So, it’s September…. I’m not exactly sure where the summer went, but I am accepting the fact that it’s September in NY, fall is around the corner…. and #winteriscoming.
I’ve been thinking this past week a lot about my previous year. I honestly haven’t given my injury a ton of thought… it comes up when I realize I’m not as fast as I used to be, or when I felt grateful for finishing the Brooklyn Half pain free. But for the most part, it does kind of seem like last September-December has disappeared into a black hole of marathon training injury feelings. Anyone else have a similar experience?
This time last year- I was at the very beginnings of my injury. I remember it first popped up after a Mile High Run Club class where something felt a little off and tight. But no pain intense pain. I just had a weird feeling in my hip. I stretched after what felt like a good class, and went on with my day. I was well into my Chicago Marathon training… just under 5 weeks out from the event. Which would have been my 3rd marathon. I had just nailed what felt like a very solid (and speedy, for me) 17 miler. Things were feeling good.
Until they weren’t. The morning following that MHRC class, I woke up unable to move without extreme pain. The worst pain I’ve probably ever experienced. I had been going to Finish Line Physical Therapy for preventative work throughout my training, so I was quickly able to get in and try to figure out what was happening. It was not clear. Was it my SI joint, a slipped disc, a quad injury (my quad would uncontrollably spasm)…. doctor’s appointments, regular PT, X-rays & an MRI…. and still no clear answers. I remember moments hoping to just be able to put on pants without pain, or to walk without a limp (and pain). It’s amazing how quickly your perspective shifts…. and, when running & healthy, how much you do take for granted. Needless to say, I was not healed and ready by October 7th. And I did not run my 3rd marathon. However, I still carb loaded and fully enjoyed Chicago— cheering on all the other rockstars. By that point, I was generally happy to be able to walk around the city with limited pain. It felt like a win.

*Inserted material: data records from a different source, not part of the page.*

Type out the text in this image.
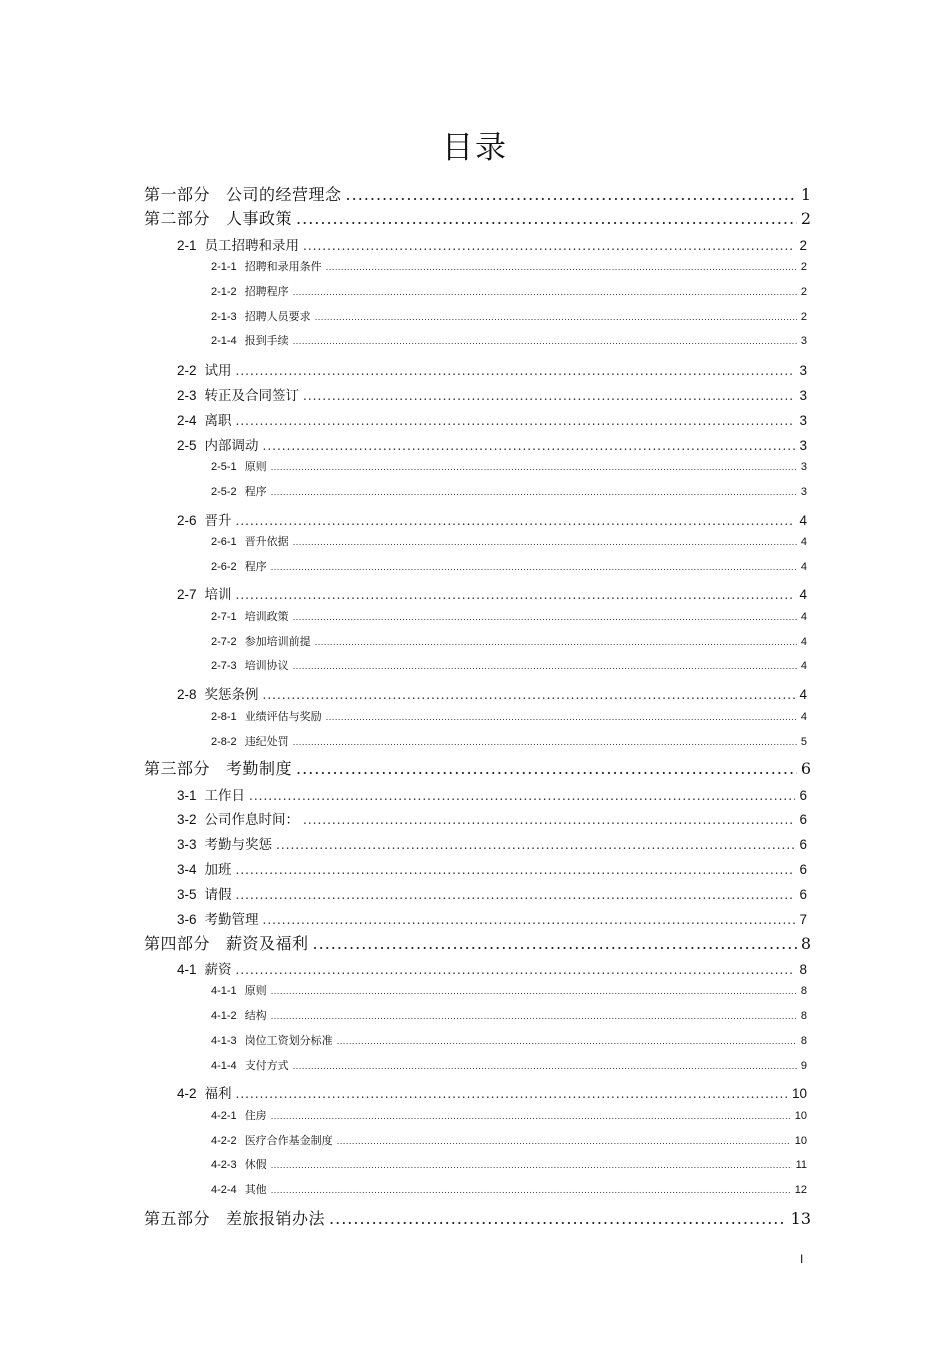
目录
第一部分 公司的经营理念 .....	1
第二部分 人事政策 .....	2
2-1 员工招聘和录用 .....	2
2-1-1 招聘和录用条件 .....	2
2-1-2 招聘程序 .....	2
2-1-3 招聘人员要求 .....	2
2-1-4 报到手续 .....	3
2-2 试用 .....	3
2-3 转正及合同签订 .....	3
2-4 离职 .....	3
2-5 内部调动 .....	3
2-5-1 原则 .....	3
2-5-2 程序 .....	3
2-6 晋升 .....	4
2-6-1 晋升依据 .....	4
2-6-2 程序 .....	4
2-7 培训 .....	4
2-7-1 培训政策 .....	4
2-7-2 参加培训前提 .....	4
2-7-3 培训协议 .....	4
2-8 奖惩条例 .....	4
2-8-1 业绩评估与奖励 .....	4
2-8-2 违纪处罚 .....	5
第三部分 考勤制度 .....	6
3-1 工作日 .....	6
3-2 公司作息时间： .....	6
3-3 考勤与奖惩 .....	6
3-4 加班 .....	6
3-5 请假 .....	6
3-6 考勤管理 .....	7
第四部分 薪资及福利 .....	8
4-1 薪资 .....	8
4-1-1 原则 .....	8
4-1-2 结构 .....	8
4-1-3 岗位工资划分标准 .....	8
4-1-4 支付方式 .....	9
4-2 福利 .....	10
4-2-1 住房 .....	10
4-2-2 医疗合作基金制度 .....	10
4-2-3 休假 .....	11
4-2-4 其他 .....	12
第五部分 差旅报销办法 .....	13
I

So, a year later… as we’re getting ready to be in fall marathon season, I’m reminded on how far I have come. I’m still frustrated by never getting a clear answer or fully understanding what happened. And angry that I’m still paying off the MRI that it didn’t seem that I actually needed (after a frustrating experience with a doctor who did not listen to what I was telling him). But I’m happy and grateful to be fully healed. I didn’t run again until the very end of December. I slowly built up and tried to get into a regular routine again. The Brooklyn Half was successful…. not my fastest by any means, but finishing easily and pain free felt just as good as getting a PR. This summer I ran 2 10k legs in the Catskill 100k relay. I’m not currently training for anything, but I am pondering what might be my next steps. And taking time to enjoy the cooler fall running days.
I’m someone who typically likes plans and lists and getting shit done. So, taking a step back and just letting things be isn’t necessarily my norm. So, here it goes…. we’ll see what happens.